Since there are several questions posed, here is my go at an intuitive explanation of Chebyshev's bias. Consider the two arithmetic progressions $4 n + 1$ and $4 n + 3$:
\begin{matrix}
4n+1& 4n+3\\
\hline
1 & 3\\
5 & 7\\
9 & 11 \\
\vdots & \vdots
\end{matrix}
Now let's pick any two numbers to generate a new composite: There are three possibilities:
1) A product of two elements from column 1 ends up in column 1.
2) A product of one element from column 1 and one from column 2 ends up in column 2.
3) A product of two elements from column 2 ends up in column 1.
So, on average there are more composites pushed into column 1 and we should therefore expect less primes in this column than in column 2.

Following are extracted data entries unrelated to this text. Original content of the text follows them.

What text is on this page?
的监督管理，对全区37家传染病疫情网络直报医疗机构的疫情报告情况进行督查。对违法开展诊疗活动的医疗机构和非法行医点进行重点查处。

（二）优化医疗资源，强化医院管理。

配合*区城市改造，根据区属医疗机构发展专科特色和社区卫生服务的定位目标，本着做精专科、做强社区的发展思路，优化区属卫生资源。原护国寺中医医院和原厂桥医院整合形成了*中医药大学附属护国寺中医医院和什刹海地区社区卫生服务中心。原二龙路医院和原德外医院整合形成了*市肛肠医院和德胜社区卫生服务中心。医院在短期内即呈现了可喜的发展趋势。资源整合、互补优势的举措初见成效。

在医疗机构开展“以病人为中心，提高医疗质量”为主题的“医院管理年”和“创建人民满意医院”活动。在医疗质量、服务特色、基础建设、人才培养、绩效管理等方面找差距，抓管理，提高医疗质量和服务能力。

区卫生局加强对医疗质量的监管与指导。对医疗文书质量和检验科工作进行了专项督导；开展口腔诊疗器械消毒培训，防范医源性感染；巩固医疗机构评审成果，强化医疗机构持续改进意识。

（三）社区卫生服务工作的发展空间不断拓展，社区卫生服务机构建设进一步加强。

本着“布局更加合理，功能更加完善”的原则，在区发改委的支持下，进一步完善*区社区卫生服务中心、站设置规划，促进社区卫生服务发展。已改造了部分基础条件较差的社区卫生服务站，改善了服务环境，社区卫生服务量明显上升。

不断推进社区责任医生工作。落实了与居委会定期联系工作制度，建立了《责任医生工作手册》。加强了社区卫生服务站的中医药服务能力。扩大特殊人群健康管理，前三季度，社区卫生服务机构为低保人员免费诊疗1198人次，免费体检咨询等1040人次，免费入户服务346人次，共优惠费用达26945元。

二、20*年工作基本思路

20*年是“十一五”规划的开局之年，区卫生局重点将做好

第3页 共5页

In general, consider the arithmetic progressions $dn + a_i$, where $a_i$ and $d$ are coprime, $1\leq i \leq \phi(d)$, and $\phi(d)$ is the Euler totient function. Then we can set up the matrix $(dn + a_i)(dn + a_j) \mod d$, telling us in what arithmetic progression a composite ends up. In the case above we get the matrix
$$
\left(
\begin{array}{cc}
1 & 2 \\
. & 1
\end{array}
\right),
$$
so we see directly that the ratio is 2:1 in favour of sending composites to $4n+1$.
Another example is the case of $5n + a_i$. The resulting matrix is then
$$
\left(
\begin{array}{cccc}
1 & 2 & 3 & 4 \\
. & 4 & 1 & 3 \\
. & . & 4 & 2 \\
. & . & . & 1 \\
\end{array}
\right).
$$
Here we see that more composites are sent to the progressions $5n+1$, and $5n+4$, so we should expect $5n+2$, and $5n+3$ to have more primes. The ratio this time is 3:2:2:3, in the order of $a_i$. The larger $\phi(d)$ is, the closer the ratios will be to 1, and in the infinity limit of $\phi(d)$ we should not be able to separate out a winner of any prime race.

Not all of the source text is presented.